Neither is there undue perturbation over President Clinton's latest statement that he would not accept "the nuclear status of the region and move on." "The US will continue to say that nuclear proliferation remains a big issue," the Minister said. "We understand this because this is an election year."
While the Federation of American Scientists' report on Pakistan's missile facilities attracted a great deal of attention in the US due to the proximity of the Clinton visit, Mr Singh said that since the 1980s India had known all along about Pakistan's missile programme just as the US military and the Central Intelligence Agency had. "The State Department is however yet to make up its mind (about it)."

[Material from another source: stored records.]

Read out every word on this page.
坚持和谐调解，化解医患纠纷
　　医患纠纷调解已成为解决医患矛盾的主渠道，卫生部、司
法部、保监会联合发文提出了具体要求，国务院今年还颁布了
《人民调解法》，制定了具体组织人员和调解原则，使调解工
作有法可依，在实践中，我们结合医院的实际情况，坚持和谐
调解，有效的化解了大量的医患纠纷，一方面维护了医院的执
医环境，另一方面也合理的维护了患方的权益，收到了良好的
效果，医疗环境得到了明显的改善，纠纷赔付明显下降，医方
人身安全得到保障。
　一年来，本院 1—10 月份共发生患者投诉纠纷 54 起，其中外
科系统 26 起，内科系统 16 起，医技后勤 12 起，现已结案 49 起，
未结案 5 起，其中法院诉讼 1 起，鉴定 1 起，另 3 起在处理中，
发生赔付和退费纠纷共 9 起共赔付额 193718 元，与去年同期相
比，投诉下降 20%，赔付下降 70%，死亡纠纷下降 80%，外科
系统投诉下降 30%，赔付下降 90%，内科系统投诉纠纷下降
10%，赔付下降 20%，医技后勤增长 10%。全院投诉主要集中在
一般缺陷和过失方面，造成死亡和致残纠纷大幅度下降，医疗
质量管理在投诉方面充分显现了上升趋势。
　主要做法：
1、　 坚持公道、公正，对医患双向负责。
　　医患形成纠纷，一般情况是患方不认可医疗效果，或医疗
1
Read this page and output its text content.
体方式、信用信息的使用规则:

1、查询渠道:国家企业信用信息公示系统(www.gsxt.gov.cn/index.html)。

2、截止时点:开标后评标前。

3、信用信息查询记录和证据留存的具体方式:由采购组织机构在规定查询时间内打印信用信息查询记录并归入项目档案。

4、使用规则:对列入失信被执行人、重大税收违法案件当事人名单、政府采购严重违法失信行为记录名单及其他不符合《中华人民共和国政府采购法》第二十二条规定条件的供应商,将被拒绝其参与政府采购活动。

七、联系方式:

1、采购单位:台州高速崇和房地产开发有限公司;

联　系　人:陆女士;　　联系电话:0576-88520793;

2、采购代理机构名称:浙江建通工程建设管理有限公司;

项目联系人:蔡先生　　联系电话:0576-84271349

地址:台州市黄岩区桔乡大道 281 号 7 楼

Meanwhile, the continuity of the technology, entity and economic sanctions by the US against India with the Clinton visit approaching fast clearly hurts India.
Even as reports indicated today that Mr Clinton might ease the sanctions regime, waiving those which have restricted development assistance and US Agency for International Development programmes (USAID chief Brady Anderson will be accompanying the President), Mr Singh said, "We treat the sanctions as iniquitous and unjustified. Piecemeal dissolution of the sanctions won't do. We understand the domestic compulsions that the election year presents but the whole question of imposing sanctions is self-defeating."
"It is for the US to judge for itself on (the continuity or otherwise of) the sanctions," he added.